The treatment, INNA-051, developed to boost the natural human immune system to fight common colds and flu in the nose and throat to prevent severe lung disease, has proved remarkably successful in reducing COVID-19 viral replication.
Research published today (September 28) in the biomedical pre-publication research site, medRxiv, shows it reduced viral replication and shedding in the nose and throat by up to 96 per cent in a gold-standard COVID-19 animal study led by Public Health England’s (PHE) deputy director, Professor Miles Carroll.
Associate Professor Nathan Bartlett from the University of Newcastle, and head of HMRI’s Viral Immunology and Respiratory Disease group, is one of the Ena Respiratory’s key advisors and research collaborators.
“We were researching INNA-051 prior to COVID-19 and discovered that it is very effective at priming the airways to more rapidly and effectively respond to a viral infection,” Associate Prof Bartlett said.
“The proof of concept data generated by HMRI’s team was instrumental in ensuring the treatment was ideally placed to be tested against the virus that causes COVID-19,” he said.
The INNA-051 compound works by stimulating the innate immune system, the first line of defence against viruses.

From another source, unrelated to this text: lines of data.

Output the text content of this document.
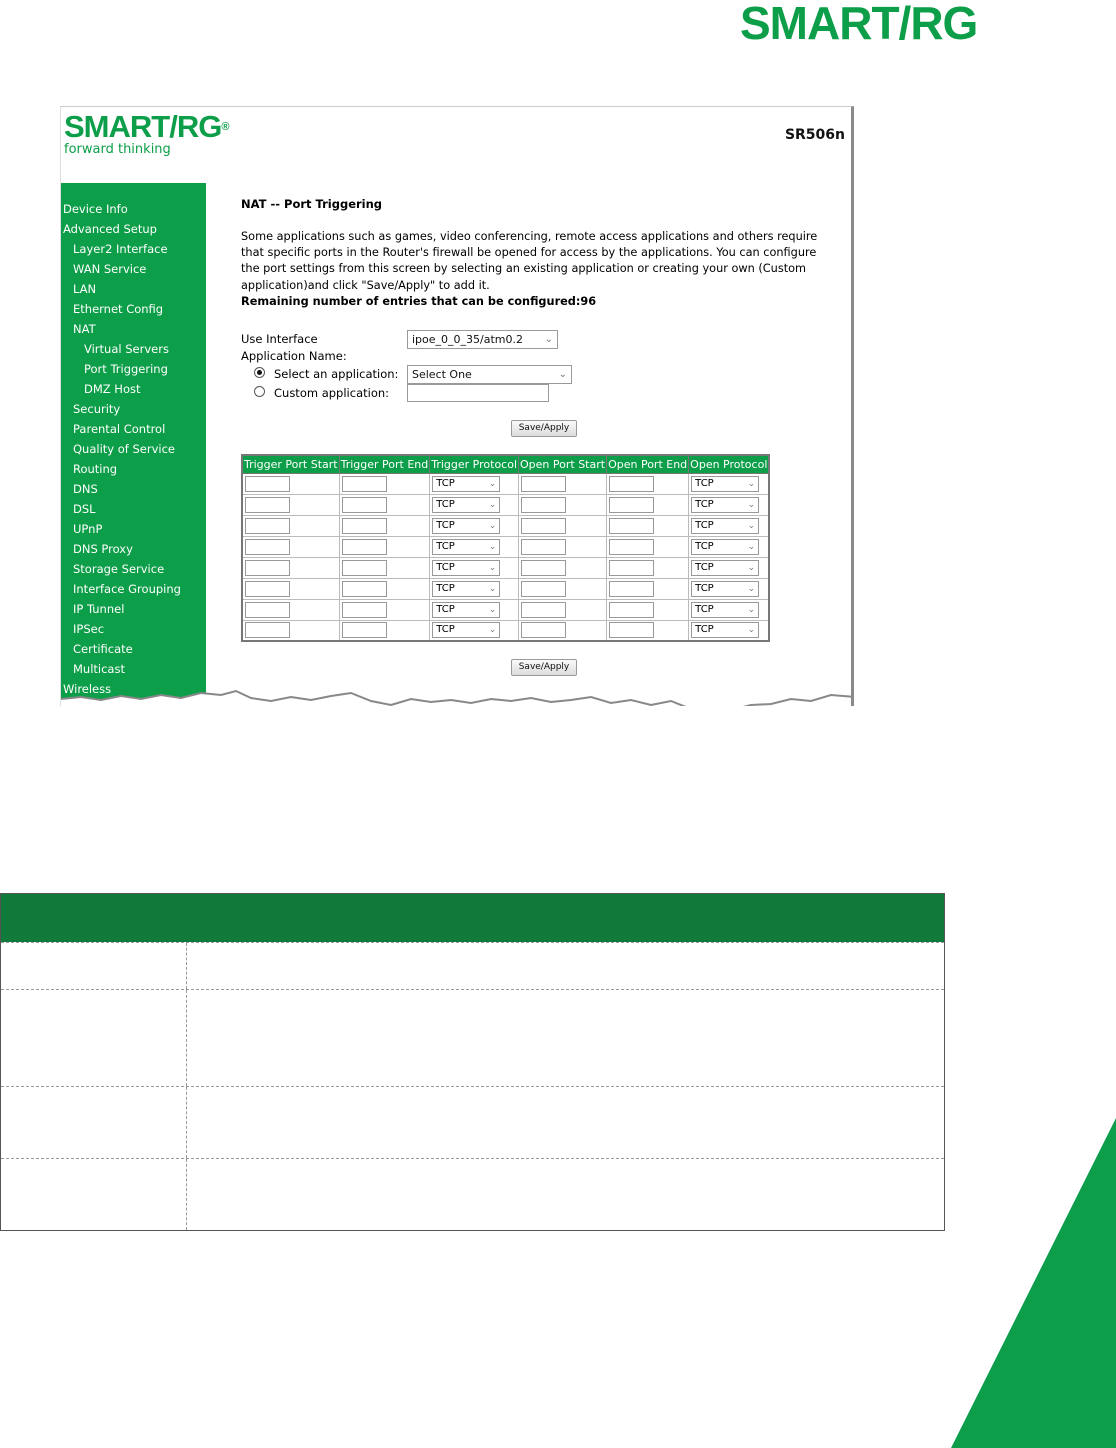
SMART/RG
SMART/RG®
forward thinking
SR506n
Device Info
Advanced Setup
Layer2 Interface
WAN Service
LAN
Ethernet Config
NAT
Virtual Servers
Port Triggering
DMZ Host
Security
Parental Control
Quality of Service
Routing
DNS
DSL
UPnP
DNS Proxy
Storage Service
Interface Grouping
IP Tunnel
IPSec
Certificate
Multicast
Wireless
NAT -- Port Triggering
Some applications such as games, video conferencing, remote access applications and others require that specific ports in the Router's firewall be opened for access by the applications. You can configure the port settings from this screen by selecting an existing application or creating your own (Custom application)and click "Save/Apply" to add it.
Remaining number of entries that can be configured:96
Use Interface	ipoe_0_0_35/atm0.2 ⌄
Application Name:
Select an application:	Select One	⌄
Custom application:
Save/Apply
Trigger Port Start	Trigger Port End	Trigger Protocol	Open Port Start	Open Port End	Open Protocol

		TCP ⌄			TCP ⌄

		TCP ⌄			TCP ⌄

		TCP ⌄			TCP ⌄

		TCP ⌄			TCP ⌄

		TCP ⌄			TCP ⌄

		TCP ⌄			TCP ⌄

		TCP ⌄			TCP ⌄

		TCP ⌄			TCP ⌄
Save/Apply
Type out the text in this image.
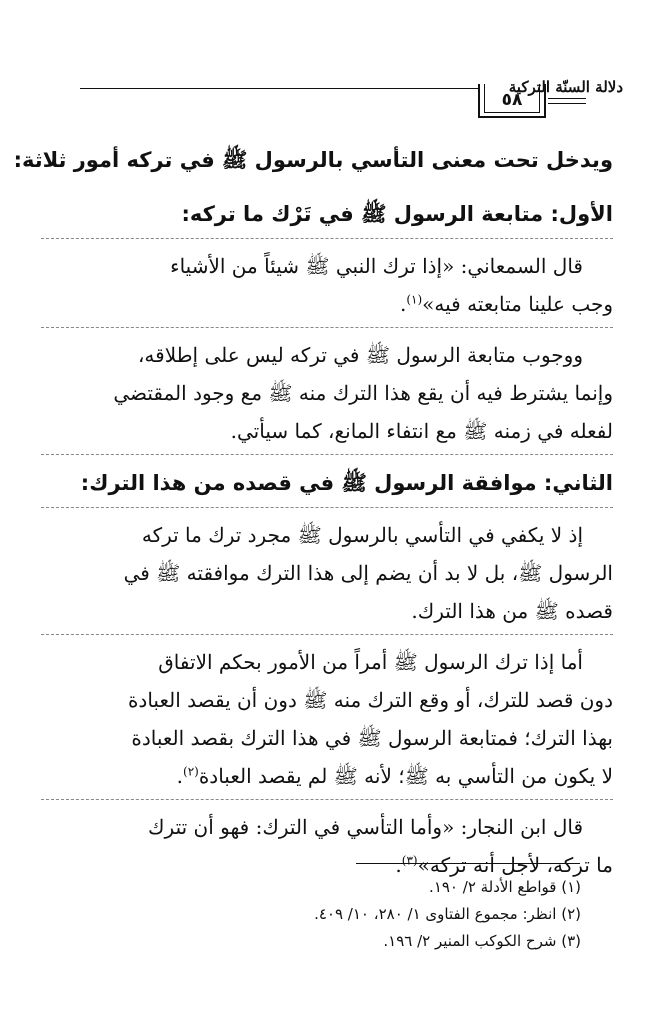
دلالة السنّة التركية
٥٨
ويدخل تحت معنى التأسي بالرسول ﷺ في تركه أمور ثلاثة:
الأول: متابعة الرسول ﷺ في تَرْك ما تركه:

قال السمعاني: «إذا ترك النبي ﷺ شيئاً من الأشياء
وجب علينا متابعته فيه»$^{(١)}$.

ووجوب متابعة الرسول ﷺ في تركه ليس على إطلاقه،
وإنما يشترط فيه أن يقع هذا الترك منه ﷺ مع وجود المقتضي
لفعله في زمنه ﷺ مع انتفاء المانع، كما سيأتي.

الثاني: موافقة الرسول ﷺ في قصده من هذا الترك:

إذ لا يكفي في التأسي بالرسول ﷺ مجرد ترك ما تركه
الرسول ﷺ، بل لا بد أن يضم إلى هذا الترك موافقته ﷺ في
قصده ﷺ من هذا الترك.

أما إذا ترك الرسول ﷺ أمراً من الأمور بحكم الاتفاق
دون قصد للترك، أو وقع الترك منه ﷺ دون أن يقصد العبادة
بهذا الترك؛ فمتابعة الرسول ﷺ في هذا الترك بقصد العبادة
لا يكون من التأسي به ﷺ؛ لأنه ﷺ لم يقصد العبادة$^{(٢)}$.

قال ابن النجار: «وأما التأسي في الترك: فهو أن تترك
ما تركه، لأجل أنه تركه»$^{(٣)}$.

(١) قواطع الأدلة ٢/ ١٩٠.
(٢) انظر: مجموع الفتاوى ١/ ٢٨٠، ١٠/ ٤٠٩.
(٣) شرح الكوكب المنير ٢/ ١٩٦.
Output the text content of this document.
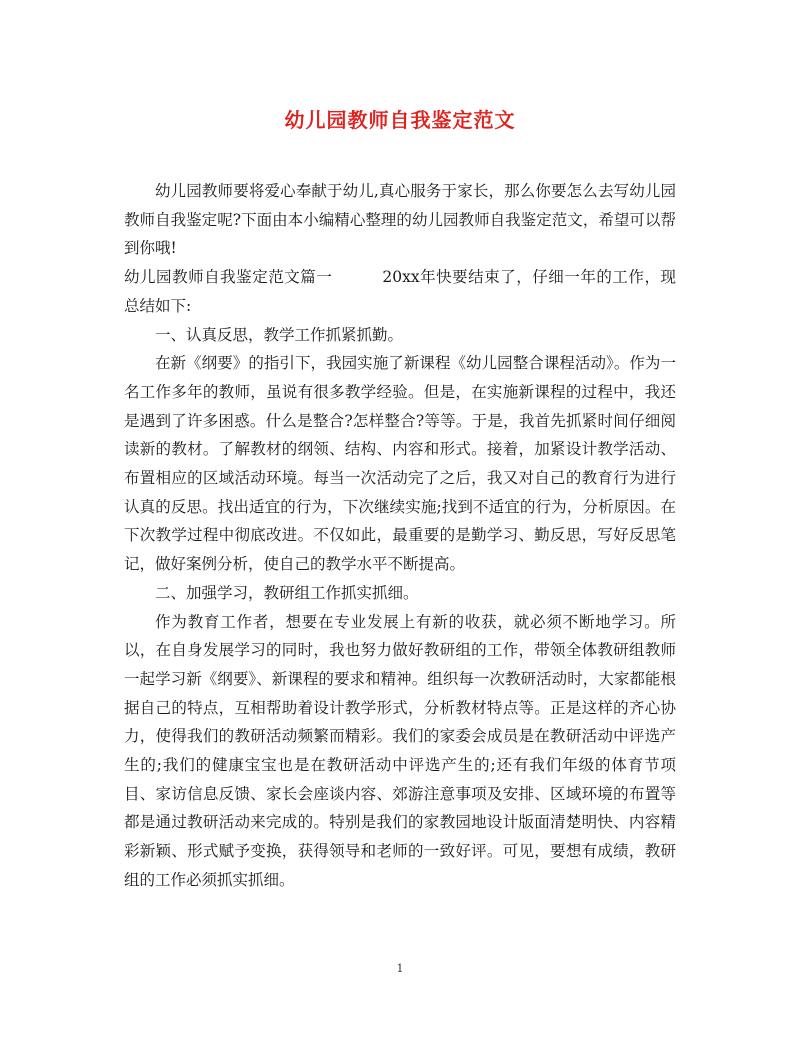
幼儿园教师自我鉴定范文

幼儿园教师要将爱心奉献于幼儿,真心服务于家长，那么你要怎么去写幼儿园教师自我鉴定呢?下面由本小编精心整理的幼儿园教师自我鉴定范文，希望可以帮到你哦!

幼儿园教师自我鉴定范文篇一	20xx年快要结束了，仔细一年的工作，现总结如下:

一、认真反思，教学工作抓紧抓勤。

在新《纲要》的指引下，我园实施了新课程《幼儿园整合课程活动》。作为一名工作多年的教师，虽说有很多教学经验。但是，在实施新课程的过程中，我还是遇到了许多困惑。什么是整合?怎样整合?等等。于是，我首先抓紧时间仔细阅读新的教材。了解教材的纲领、结构、内容和形式。接着，加紧设计教学活动、布置相应的区域活动环境。每当一次活动完了之后，我又对自己的教育行为进行认真的反思。找出适宜的行为，下次继续实施;找到不适宜的行为，分析原因。在下次教学过程中彻底改进。不仅如此，最重要的是勤学习、勤反思，写好反思笔记，做好案例分析，使自己的教学水平不断提高。

二、加强学习，教研组工作抓实抓细。

作为教育工作者，想要在专业发展上有新的收获，就必须不断地学习。所以，在自身发展学习的同时，我也努力做好教研组的工作，带领全体教研组教师一起学习新《纲要》、新课程的要求和精神。组织每一次教研活动时，大家都能根据自己的特点，互相帮助着设计教学形式，分析教材特点等。正是这样的齐心协力，使得我们的教研活动频繁而精彩。我们的家委会成员是在教研活动中评选产生的;我们的健康宝宝也是在教研活动中评选产生的;还有我们年级的体育节项目、家访信息反馈、家长会座谈内容、郊游注意事项及安排、区域环境的布置等都是通过教研活动来完成的。特别是我们的家教园地设计版面清楚明快、内容精彩新颖、形式赋予变换，获得领导和老师的一致好评。可见，要想有成绩，教研组的工作必须抓实抓细。

1
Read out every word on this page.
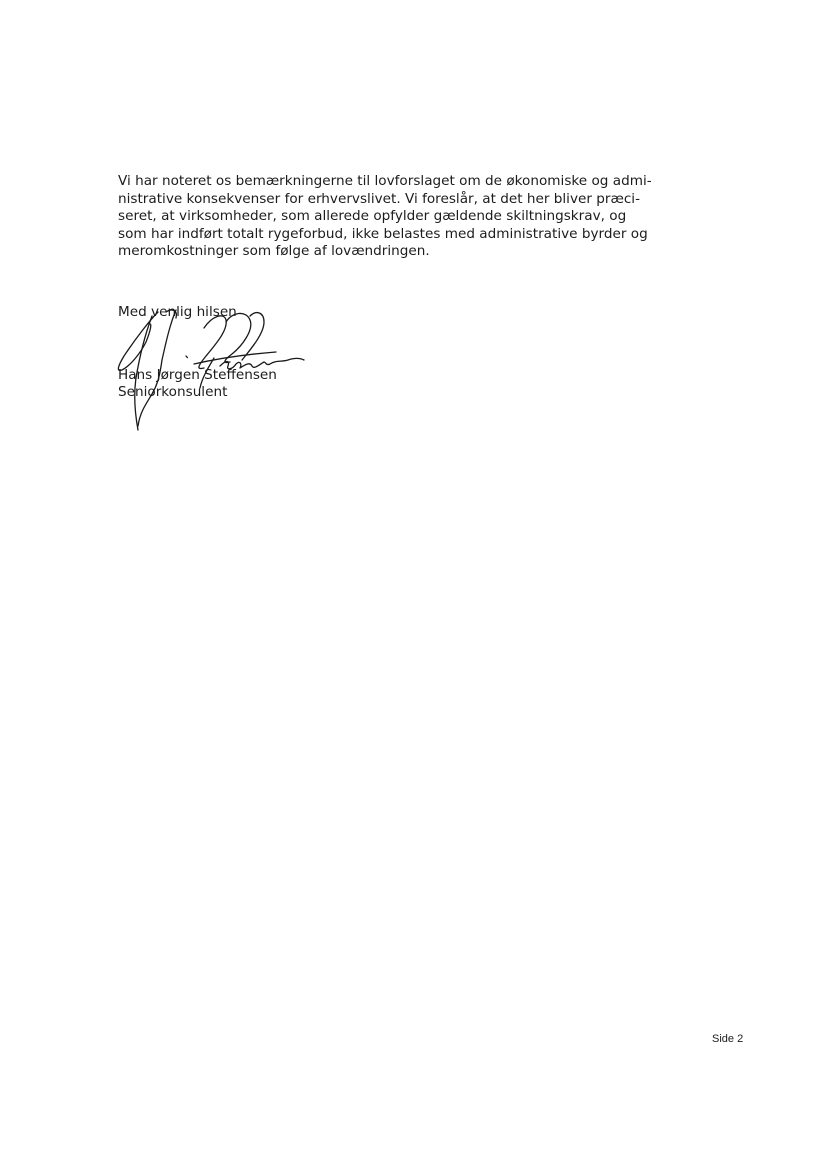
Vi har noteret os bemærkningerne til lovforslaget om de økonomiske og admi-
nistrative konsekvenser for erhvervslivet. Vi foreslår, at det her bliver præci-
seret, at virksomheder, som allerede opfylder gældende skiltningskrav, og
som har indført totalt rygeforbud, ikke belastes med administrative byrder og
meromkostninger som følge af lovændringen.

Med venlig hilsen

Hans Jørgen Steffensen
Seniorkonsulent

Side 2
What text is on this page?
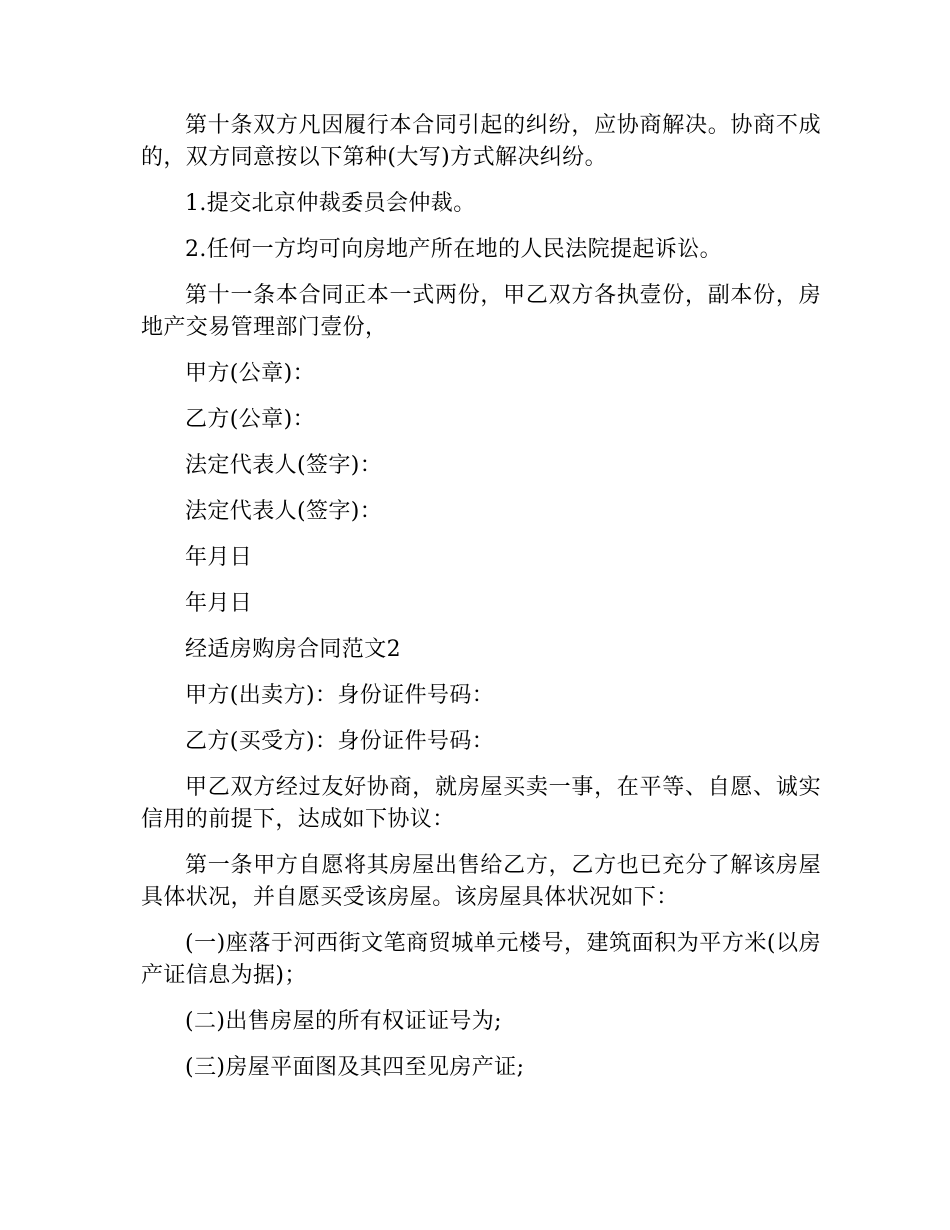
第十条双方凡因履行本合同引起的纠纷，应协商解决。协商不成的，双方同意按以下第种(大写)方式解决纠纷。

1.提交北京仲裁委员会仲裁。

2.任何一方均可向房地产所在地的人民法院提起诉讼。

第十一条本合同正本一式两份，甲乙双方各执壹份，副本份，房地产交易管理部门壹份，

甲方(公章)：

乙方(公章)：

法定代表人(签字)：

法定代表人(签字)：

年月日

年月日

经适房购房合同范文2

甲方(出卖方)：身份证件号码：

乙方(买受方)：身份证件号码：

甲乙双方经过友好协商，就房屋买卖一事，在平等、自愿、诚实信用的前提下，达成如下协议：

第一条甲方自愿将其房屋出售给乙方，乙方也已充分了解该房屋具体状况，并自愿买受该房屋。该房屋具体状况如下：

(一)座落于河西街文笔商贸城单元楼号，建筑面积为平方米(以房产证信息为据)；

(二)出售房屋的所有权证证号为;

(三)房屋平面图及其四至见房产证;
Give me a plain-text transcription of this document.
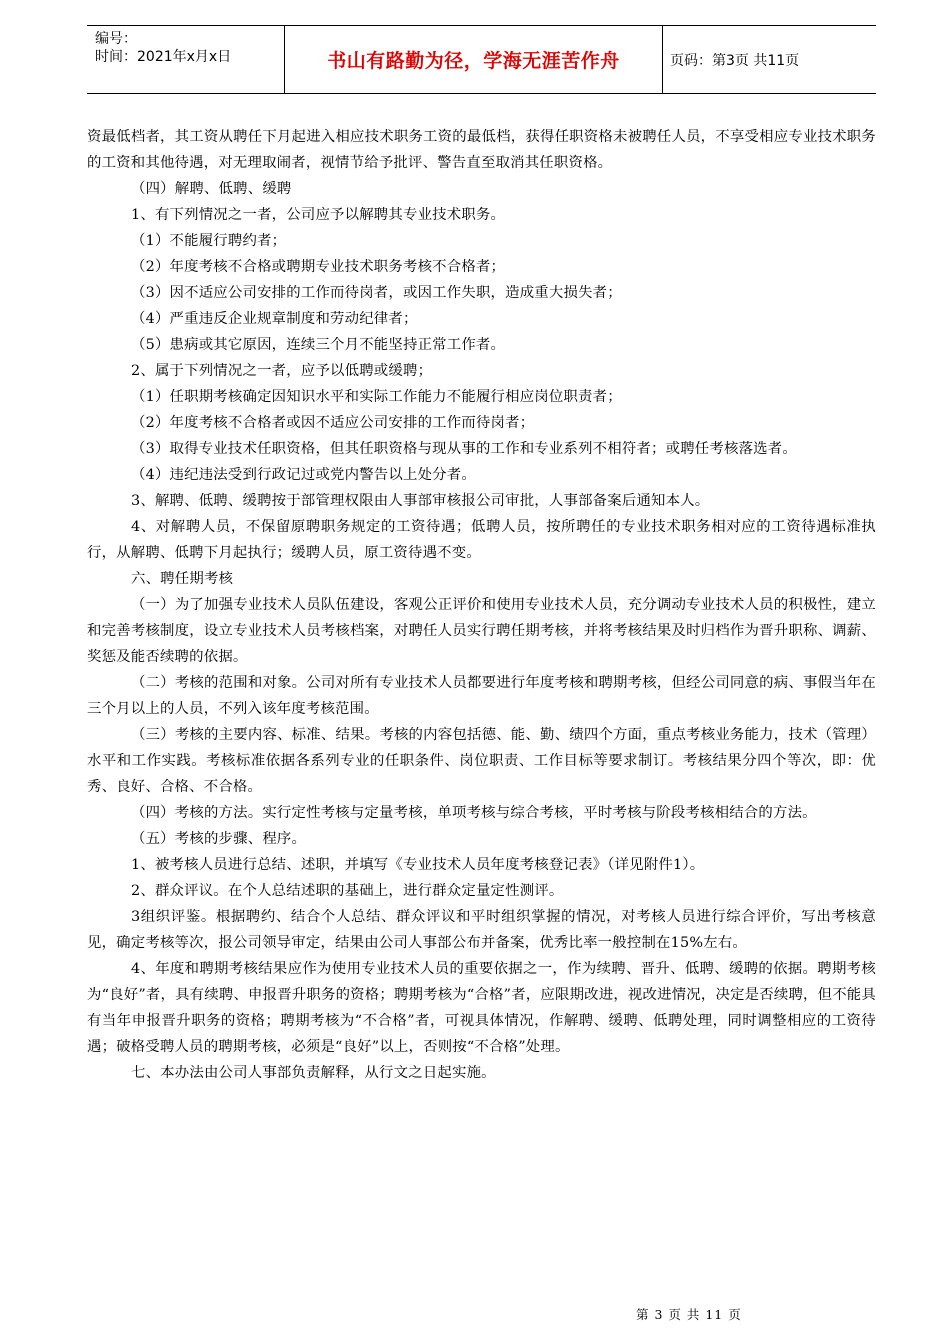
编号：
时间：2021年x月x日	书山有路勤为径，学海无涯苦作舟	页码：第3页 共11页

资最低档者，其工资从聘任下月起进入相应技术职务工资的最低档，获得任职资格未被聘任人员，不享受相应专业技术职务的工资和其他待遇，对无理取闹者，视情节给予批评、警告直至取消其任职资格。

（四）解聘、低聘、缓聘

1、有下列情况之一者，公司应予以解聘其专业技术职务。

（1）不能履行聘约者；

（2）年度考核不合格或聘期专业技术职务考核不合格者；

（3）因不适应公司安排的工作而待岗者，或因工作失职，造成重大损失者；

（4）严重违反企业规章制度和劳动纪律者；

（5）患病或其它原因，连续三个月不能坚持正常工作者。

2、属于下列情况之一者，应予以低聘或缓聘；

（1）任职期考核确定因知识水平和实际工作能力不能履行相应岗位职责者；

（2）年度考核不合格者或因不适应公司安排的工作而待岗者；

（3）取得专业技术任职资格，但其任职资格与现从事的工作和专业系列不相符者；或聘任考核落选者。

（4）违纪违法受到行政记过或党内警告以上处分者。

3、解聘、低聘、缓聘按于部管理权限由人事部审核报公司审批，人事部备案后通知本人。

4、对解聘人员，不保留原聘职务规定的工资待遇；低聘人员，按所聘任的专业技术职务相对应的工资待遇标准执行，从解聘、低聘下月起执行；缓聘人员，原工资待遇不变。

六、聘任期考核

（一）为了加强专业技术人员队伍建设，客观公正评价和使用专业技术人员，充分调动专业技术人员的积极性，建立和完善考核制度，设立专业技术人员考核档案，对聘任人员实行聘任期考核，并将考核结果及时归档作为晋升职称、调薪、奖惩及能否续聘的依据。

（二）考核的范围和对象。公司对所有专业技术人员都要进行年度考核和聘期考核，但经公司同意的病、事假当年在三个月以上的人员，不列入该年度考核范围。

（三）考核的主要内容、标准、结果。考核的内容包括德、能、勤、绩四个方面，重点考核业务能力，技术（管理）水平和工作实践。考核标准依据各系列专业的任职条件、岗位职责、工作目标等要求制订。考核结果分四个等次，即：优秀、良好、合格、不合格。

（四）考核的方法。实行定性考核与定量考核，单项考核与综合考核，平时考核与阶段考核相结合的方法。

（五）考核的步骤、程序。

1、被考核人员进行总结、述职，并填写《专业技术人员年度考核登记表》（详见附件1）。

2、群众评议。在个人总结述职的基础上，进行群众定量定性测评。

3组织评鉴。根据聘约、结合个人总结、群众评议和平时组织掌握的情况，对考核人员进行综合评价，写出考核意见，确定考核等次，报公司领导审定，结果由公司人事部公布并备案，优秀比率一般控制在15%左右。

4、年度和聘期考核结果应作为使用专业技术人员的重要依据之一，作为续聘、晋升、低聘、缓聘的依据。聘期考核为“良好”者，具有续聘、申报晋升职务的资格；聘期考核为“合格”者，应限期改进，视改进情况，决定是否续聘，但不能具有当年申报晋升职务的资格；聘期考核为“不合格”者，可视具体情况，作解聘、缓聘、低聘处理，同时调整相应的工资待遇；破格受聘人员的聘期考核，必须是“良好”以上，否则按“不合格”处理。

七、本办法由公司人事部负责解释，从行文之日起实施。

第 3 页 共 11 页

If successful in clinical trials, INNA-051 will complement the protection provided by vaccines, particularly in groups in which a vaccine is likely to be less effective such as the elderly and those with chronic lung disease.
Subject to successful toxicity studies and regulatory approval, Ena Respiratory could be ready to test INNA-051 in human trials in less than four months. The company says it will be an a self- administered nasal spray that is easy to manufacture and will be widely available
The company is seeking additional funding to accelerate the nasal spray’s clinical development and global distribution.
Director of HMRI, Professor Tom Walley said this project is another demonstration of how HMRI researchers are involved in leading international, translational research into treatments that improve people’s wellbeing and save lives. Prof Walley said HMRI provided seed-funding to Associate Prof Bartlett to support his research into COVID-19.
* HMRI is a partnership between the University of Newcastle, Hunter New England Health and the community.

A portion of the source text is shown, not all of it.